It started with this Tweet
William Perrin @willperrin
RT @getgood: RT @arogozinska: Following #hyperlocal - why there are so many tweets about making money off it instead of #community spirit...
in which 'hyperlocal' means - well, at least includes - sites such as this. For more, see this posting about a Networked Neighbourhoods 'Unconference' to in 2010, where William Perrin was a leading participant.
To which I replied
Tim Lund @TimLundSE26
@willperrin @getgood @arogozinska - Re #hyperlocal - making money vs. #community spirit? Human nature, maybe?
about which on reflection, I'm not entirely happy - but that's the problem with Twitter - it pushes people into communicating in sound bites. So here, in more than 140 characters ...
First, in the initial Tweet from William Perrin, there's an implied opposition between 'community spirit' and making money. This bothers me, because we all want to make a living, and this sort of opposition sets up anyone who's in business as less worthy than people who can be simply labelled as 'community'. See the point made here:
Austin77 wrote:I find it so strange why some people want to make things difficult for local businesses, they truly are the life blood of the local community.
Second, in my response, blaming 'human nature' is a bit lazy. Human nature is important, but it's not as if there's nothing which can be done with it. To take a Hobbesian view, it's the same human nature which results in a nasty, brutal and short life in the absence of a strong central authority and with it allows the many blessings of civilisation. From a classical liberal perspective, it's the same human nature which with suitable commercial law, suitably enforced, results in the many blessings of commerce. To suggest it's just human nature is unhelpful, even if not actually wrong.
A more constructive response to the original tweet would have been to suggest trying to understand the motivations of successful 'hyperlocal' sites - which I believe this to be. But others may have different views as to whether STF is successful, and so something from which to learn. In my posting from 2010 I picked out this from the 'Unconference' publicity
What are the policy and practice implications of stimulating local online activity? What are the winning arguments for policy makers to support active citizens and community development workers in getting local sites set up and buzzing? And what would practitioners have to do to make stuff happen?

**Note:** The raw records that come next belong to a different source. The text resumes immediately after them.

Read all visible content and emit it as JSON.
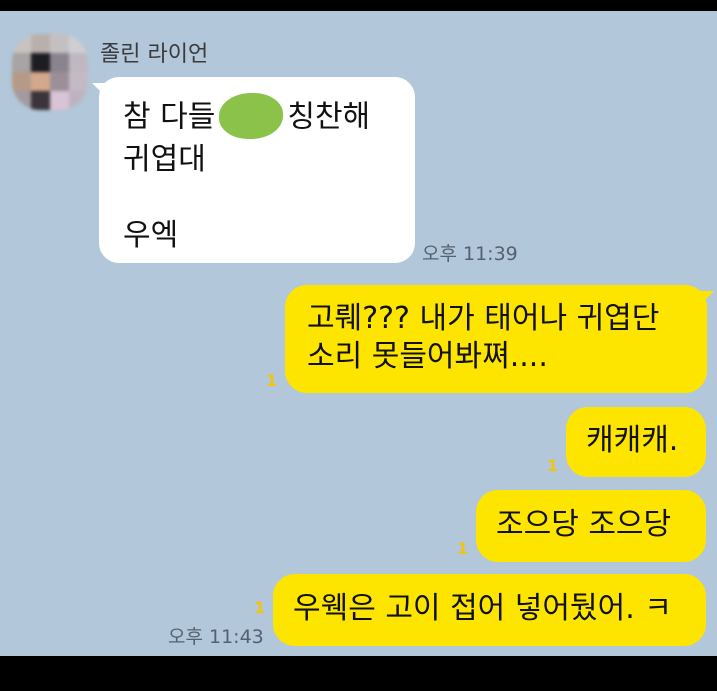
{
  "sender": {
    "name": "졸린 라이언"
  },
  "incoming": {
    "line1_a": "참 다들",
    "line1_b": "칭찬해",
    "line2": "귀엽대",
    "line3": "우엑",
    "time": "오후 11:39"
  },
  "outgoing": [
    {
      "line1": "고뤠??? 내가 태어나 귀엽단",
      "line2": "소리 못들어봐쪄....",
      "unread": "1"
    },
    {
      "text": "캐캐캐.",
      "unread": "1"
    },
    {
      "text": "조으당 조으당",
      "unread": "1"
    },
    {
      "text": "우웩은 고이 접어 넣어뒀어. ㅋ",
      "unread": "1",
      "time": "오후 11:43"
    }
  ],
  "colors": {
    "chat_bg": "#b2c7d9",
    "outgoing_bubble": "#fee500",
    "incoming_bubble": "#ffffff",
    "unread_count": "#f1c40f"
  }
}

There is clearly a 'policy maker' agenda here re what 'the community' should be doing. For more on William Perrin's policy maker provenance:
William Perrin (Trustee)
William Perrin is the founder of talk about local a unique public service project (funded by Channel4 and Screen West Midlands) to give people in deprived or isolated communities an online voice they own and run. He has a long track record of community action in London’s deprived Kings Cross neighbourhood. When in the UK civil service, William was Tony Blair’s technology policy advisor in Downing Street, co-authored the ‘Transformational Government’ strategy, commissioned the 2007 Power of Information Review with Fran, was Secretary to the Power of Information Taskforce, ran ‘Show us a Better Way’ one of the first open data competitions and was Chair of the OECD expert group on e-government.